Request for advice on processing big data (geospatial) using RapidMiner
I am a newbie looking for some advice on getting started. I am currently trying to predict which locations around the world are most vulnerable to experiencing environmental conflict. My goal is to build a model that can predict this at a local (eg town/country/subdistrict) level. I've assembled a PostGIS database of global environmental, governance, development, and conflict data, including a lot of high resolution global-scale rasters. The database is stored on AWS.
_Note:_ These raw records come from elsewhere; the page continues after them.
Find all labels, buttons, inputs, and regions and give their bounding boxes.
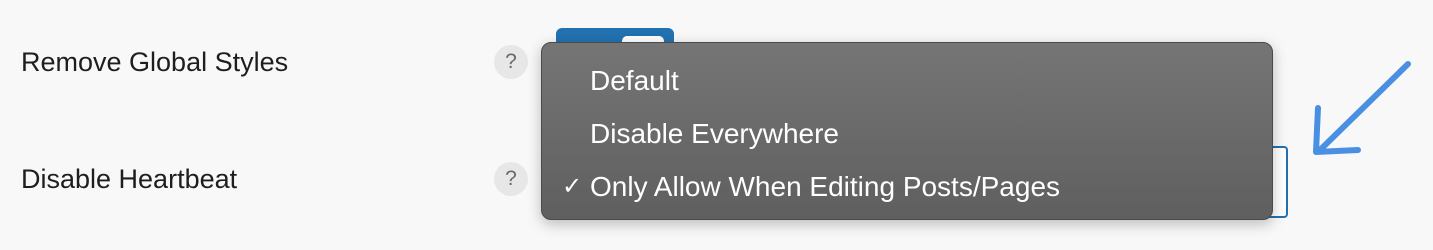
checkmark-icon: ✓ [562, 173, 583, 200]
dropdown-option-label: Only Allow When Editing Posts/Pages [590, 171, 1061, 202]
help-icon[interactable]: ? [494, 162, 528, 196]
heartbeat-dropdown-menu: Default Disable Everywhere ✓ Only Allow … [541, 42, 1273, 220]
disable-heartbeat-label: Disable Heartbeat [21, 164, 238, 194]
arrow-annotation-icon [1313, 61, 1411, 155]
dropdown-option-default[interactable]: Default [590, 64, 679, 98]
dropdown-option-disable-everywhere[interactable]: Disable Everywhere [590, 117, 839, 151]
help-icon[interactable]: ? [494, 45, 528, 79]
remove-global-styles-label: Remove Global Styles [21, 47, 289, 77]
dropdown-option-only-allow-editing[interactable]: ✓ Only Allow When Editing Posts/Pages [562, 170, 1061, 204]
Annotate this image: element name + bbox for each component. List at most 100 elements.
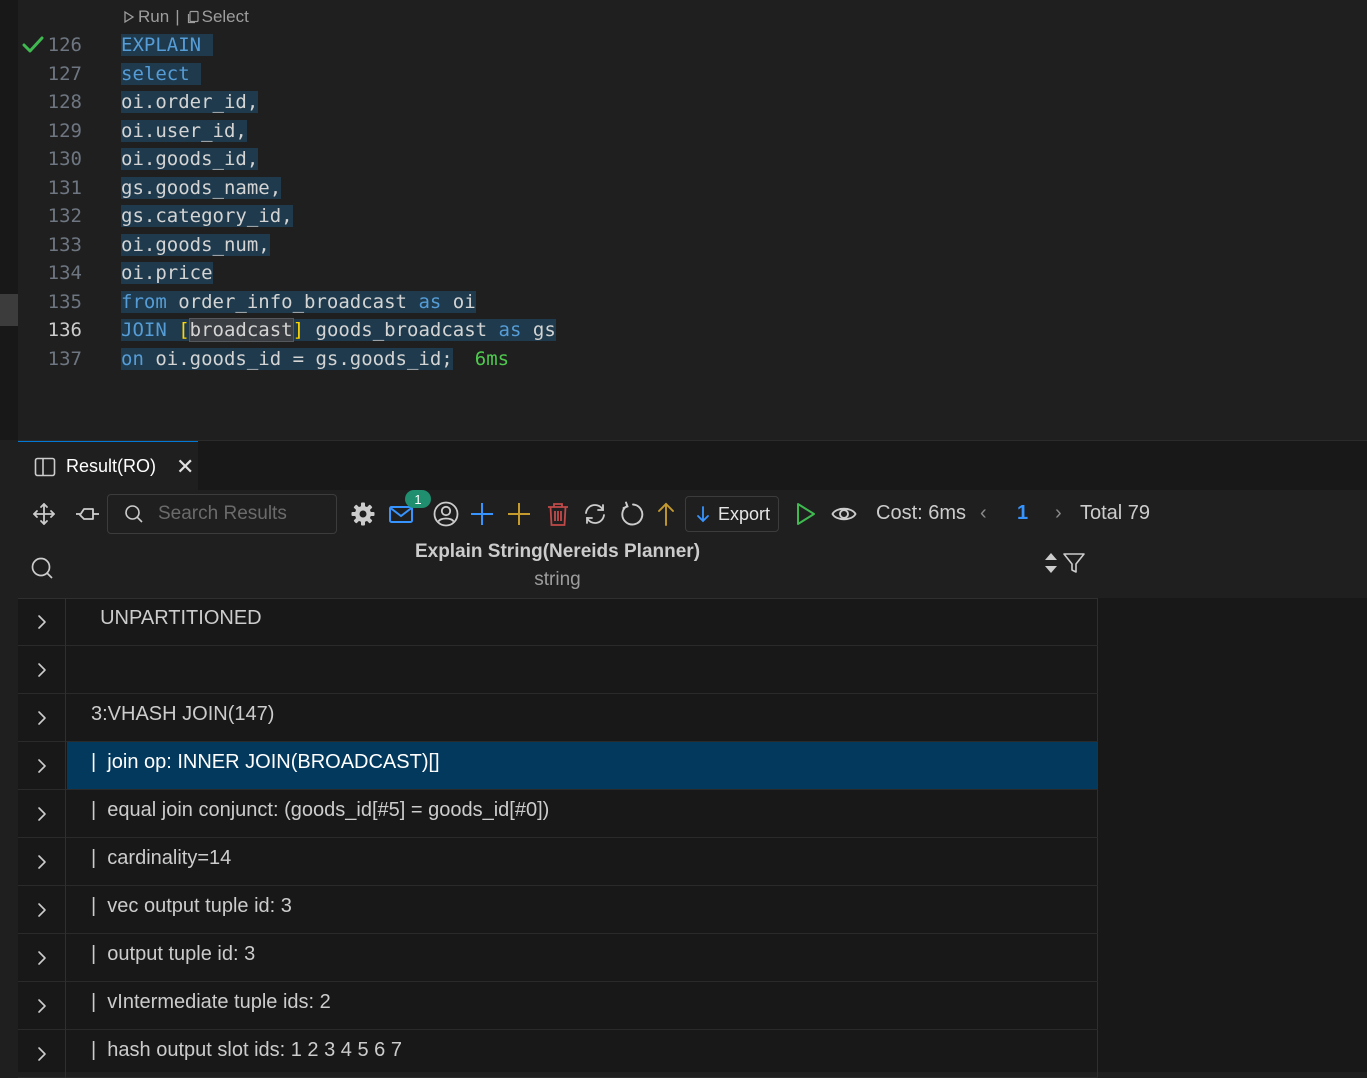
code-line[interactable]: 130 oi.goods_id, <box>0 145 1200 173</box>
table-row[interactable]: | join op: INNER JOIN(BROADCAST)[] <box>18 742 1098 790</box>
chevron-right-icon[interactable] <box>18 790 66 838</box>
export-button[interactable]: Export <box>685 496 779 532</box>
column-search-icon[interactable] <box>18 538 66 598</box>
chevron-right-icon[interactable] <box>18 694 66 742</box>
explain-cell[interactable]: 3:VHASH JOIN(147) <box>67 694 1098 741</box>
explain-cell[interactable]: | output tuple id: 3 <box>67 934 1098 981</box>
explain-cell[interactable]: | vec output tuple id: 3 <box>67 886 1098 933</box>
code-line[interactable]: 132 gs.category_id, <box>0 202 1200 230</box>
search-results-box[interactable] <box>107 494 337 534</box>
table-row[interactable]: UNPARTITIONED <box>18 598 1098 646</box>
table-row[interactable]: | vIntermediate tuple ids: 2 <box>18 982 1098 1030</box>
table-empty-area <box>1098 598 1367 1072</box>
code-line[interactable]: 127 select <box>0 60 1200 88</box>
table-row[interactable] <box>18 646 1098 694</box>
table-row[interactable]: | hash output slot ids: 1 2 3 4 5 6 7 <box>18 1030 1098 1078</box>
code-token: broadcast <box>188 318 294 342</box>
code-line[interactable]: 137 on oi.goods_id = gs.goods_id; 6ms <box>0 345 1200 373</box>
code-token: ] <box>292 319 305 341</box>
explain-cell[interactable]: | cardinality=14 <box>67 838 1098 885</box>
line-number: 128 <box>47 91 82 113</box>
selection-highlight: JOIN [broadcast] goods_broadcast as gs <box>121 318 556 342</box>
account-icon[interactable] <box>430 498 462 530</box>
code-token: gs.goods_name, <box>121 177 282 199</box>
selection-highlight: oi.user_id, <box>121 120 247 142</box>
pin-icon[interactable] <box>72 498 104 530</box>
page-prev-button[interactable]: ‹ <box>980 502 987 525</box>
code-line[interactable]: 135 from order_info_broadcast as oi <box>0 288 1200 316</box>
page-next-button[interactable]: › <box>1055 502 1062 525</box>
selection-highlight: on oi.goods_id = gs.goods_id; <box>121 348 453 370</box>
delete-icon[interactable] <box>542 498 574 530</box>
table-row[interactable]: 3:VHASH JOIN(147) <box>18 694 1098 742</box>
explain-cell[interactable]: | vIntermediate tuple ids: 2 <box>67 982 1098 1029</box>
add-column-icon[interactable] <box>503 498 535 530</box>
explain-cell[interactable]: | equal join conjunct: (goods_id[#5] = g… <box>67 790 1098 837</box>
codelens-select[interactable]: Select <box>186 7 249 27</box>
code-line[interactable]: 128 oi.order_id, <box>0 88 1200 116</box>
explain-cell[interactable] <box>67 646 1098 693</box>
search-results-input[interactable] <box>156 502 330 526</box>
sort-icon[interactable] <box>1042 550 1060 576</box>
copy-icon <box>187 10 199 24</box>
gear-icon[interactable] <box>347 498 379 530</box>
selection-highlight: select <box>121 63 190 85</box>
code-token: oi <box>441 291 476 313</box>
line-number: 132 <box>47 205 82 227</box>
code-token: JOIN <box>121 319 167 341</box>
arrow-up-icon[interactable] <box>650 498 682 530</box>
panel-tab-bar: Result(RO) ✕ <box>18 440 1367 491</box>
tab-result[interactable]: Result(RO) ✕ <box>18 441 198 491</box>
codelens-run-label: Run <box>138 7 170 26</box>
table-row[interactable]: | vec output tuple id: 3 <box>18 886 1098 934</box>
split-editor-icon <box>34 457 56 476</box>
explain-cell[interactable]: UNPARTITIONED <box>67 598 1098 645</box>
run-query-icon[interactable] <box>789 498 821 530</box>
close-icon[interactable]: ✕ <box>176 454 194 480</box>
selection-highlight: oi.price <box>121 262 213 284</box>
chevron-right-icon[interactable] <box>18 934 66 982</box>
code-text: oi.user_id, <box>121 117 247 145</box>
result-toolbar: 1 Export Cost: 6ms <box>18 490 1367 538</box>
codelens-run[interactable]: Run <box>122 7 169 27</box>
code-token: gs.category_id, <box>121 205 293 227</box>
table-row[interactable]: | equal join conjunct: (goods_id[#5] = g… <box>18 790 1098 838</box>
column-title[interactable]: Explain String(Nereids Planner) <box>67 541 1048 563</box>
result-panel: Result(RO) ✕ 1 <box>18 440 1367 1078</box>
table-row[interactable]: | cardinality=14 <box>18 838 1098 886</box>
selection-highlight: oi.goods_num, <box>121 234 270 256</box>
add-row-icon[interactable] <box>466 498 498 530</box>
code-line[interactable]: 133 oi.goods_num, <box>0 231 1200 259</box>
chevron-right-icon[interactable] <box>18 886 66 934</box>
code-token: [ <box>178 319 190 341</box>
code-token: oi.goods_num, <box>121 234 270 256</box>
chevron-right-icon[interactable] <box>18 838 66 886</box>
code-line[interactable]: 129 oi.user_id, <box>0 117 1200 145</box>
code-token: goods_broadcast <box>304 319 499 341</box>
code-line[interactable]: 126 EXPLAIN <box>0 31 1200 59</box>
explain-cell[interactable]: | hash output slot ids: 1 2 3 4 5 6 7 <box>67 1030 1098 1077</box>
code-line[interactable]: 134 oi.price <box>0 259 1200 287</box>
chevron-right-icon[interactable] <box>18 1030 66 1078</box>
chevron-right-icon[interactable] <box>18 598 66 646</box>
code-line[interactable]: 131 gs.goods_name, <box>0 174 1200 202</box>
filter-icon[interactable] <box>1062 551 1086 575</box>
refresh-icon[interactable] <box>616 498 648 530</box>
total-label: Total 79 <box>1080 502 1151 524</box>
chevron-right-icon[interactable] <box>18 646 66 694</box>
chevron-right-icon[interactable] <box>18 982 66 1030</box>
chevron-right-icon[interactable] <box>18 742 66 790</box>
line-number: 134 <box>47 262 82 284</box>
selection-highlight: oi.order_id, <box>121 91 259 113</box>
code-line[interactable]: 136 JOIN [broadcast] goods_broadcast as g… <box>0 316 1200 344</box>
code-text: oi.price <box>121 259 213 287</box>
code-editor[interactable]: Run | Select 126 EXPLAIN 127 select 128 oi.… <box>0 0 1367 440</box>
column-type: string <box>534 569 581 590</box>
eye-icon[interactable] <box>828 498 860 530</box>
explain-cell[interactable]: | join op: INNER JOIN(BROADCAST)[] <box>67 742 1098 789</box>
move-icon[interactable] <box>28 498 60 530</box>
sync-icon[interactable] <box>579 498 611 530</box>
codelens-select-label: Select <box>201 7 249 26</box>
table-row[interactable]: | output tuple id: 3 <box>18 934 1098 982</box>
I recently tried importing a small subset of this data to RapidMiner Studio to see if I could run my first query. The import included one global raster mapping cropland, one point file on conflict locations, and one set of polygons (~25 sq km hexagons, global) to serve as boundaries of interest. The import took a really long time. I had to stop after a couple of hours and change locations, and this meant stopping the import entirely since I was running Studio locally.
I have been trying to figure out a workaround so I can ultimately work with all my data using RapidMiner. Perhaps running RapidMiner Studio on an AWS instance would work? (I am doing research with an academic license and don't need to deploy the model yet, so Server may be out of the picture at this point.) Maybe there is some intermediate step I should take to make working with the data easier for RapidMiner?
My background is in social science and stats, but I am new to big data, ML, and database architecture, so I would very much appreciate any advice on the challenge!
Thank you so much.
@sgenzer, putting this question on your radar. Thank you for answering my question about RapidMiner Server previously!